Human core 1 beta3-galactosyltransferase (C1beta3Gal-T) generates the core 1 O-glycan Galbeta1-3GalNAcalpha1-SerThr (T antigen), which is a precursor for many extended O-glycans in animal glycoproteins. We report here that C1beta3Gal-T activity requires expression of a molecular chaperone designated Cosmc (core 1 beta3-Gal-T-specific molecular chaperone). The human Cosmc gene is X-linked (Xq23), and its cDNA predicts a 318-aa transmembrane protein ( approximately 36.4 kDa) with type II membrane topology. The human lymphoblastoid T cell line Jurkat, which lacks C1beta3Gal-T activity and expresses the Tn antigen GalNAcalpha1-SerThr, contains a normal gene and mRNA encoding C1beta3Gal-T, but contains a mutated Cosmc with a deletion introducing a premature stop codon. Expression of Cosmc cDNA in Jurkat cells restored C1beta3Gal-T activity and T antigen expression. Without Cosmc, the C1beta3Gal-T is targeted to proteasomes. Expression of active C1beta3Gal-T in Hi-5 insect cells requires coexpression of Cosmc.
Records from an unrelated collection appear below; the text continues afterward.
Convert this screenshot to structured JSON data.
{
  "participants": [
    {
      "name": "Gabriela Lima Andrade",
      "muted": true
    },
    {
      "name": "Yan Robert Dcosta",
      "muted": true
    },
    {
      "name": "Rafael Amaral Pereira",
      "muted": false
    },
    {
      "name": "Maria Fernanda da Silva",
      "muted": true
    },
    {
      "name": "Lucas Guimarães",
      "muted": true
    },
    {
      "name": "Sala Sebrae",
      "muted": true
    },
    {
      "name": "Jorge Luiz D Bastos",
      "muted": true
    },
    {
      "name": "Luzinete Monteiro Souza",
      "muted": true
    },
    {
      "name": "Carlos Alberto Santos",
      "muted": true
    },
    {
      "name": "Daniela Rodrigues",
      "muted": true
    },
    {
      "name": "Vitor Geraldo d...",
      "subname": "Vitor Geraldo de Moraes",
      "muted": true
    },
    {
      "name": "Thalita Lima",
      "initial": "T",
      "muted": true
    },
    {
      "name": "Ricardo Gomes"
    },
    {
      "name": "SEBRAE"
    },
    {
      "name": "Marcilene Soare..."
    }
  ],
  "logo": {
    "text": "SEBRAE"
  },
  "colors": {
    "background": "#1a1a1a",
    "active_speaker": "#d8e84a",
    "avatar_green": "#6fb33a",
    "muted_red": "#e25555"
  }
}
Overexpression of active C1beta3Gal-T in mammalian cell lines also requires coexpression of Cosmc, indicating that endogenous Cosmc may be limiting. A small portion of C1beta3Gal-T copurifies with Cosmc from cell extracts, demonstrating physical association of the proteins. These results indicate that Cosmc acts as a specific molecular chaperone in assisting the foldingstability of C1beta3Gal-T. The identification of Cosmc, a uniquely specific molecular chaperone required for a glycosyltransferase expression in mammalian cells, may shed light on the molecular basis of acquired human diseases involving altered O-glycosylation, such as IgA nephropathy, Tn syndrome, Henoch-Schönlein purpura, and malignant transformation, all of which are associated with a deficiency of C1beta3Gal-T activity.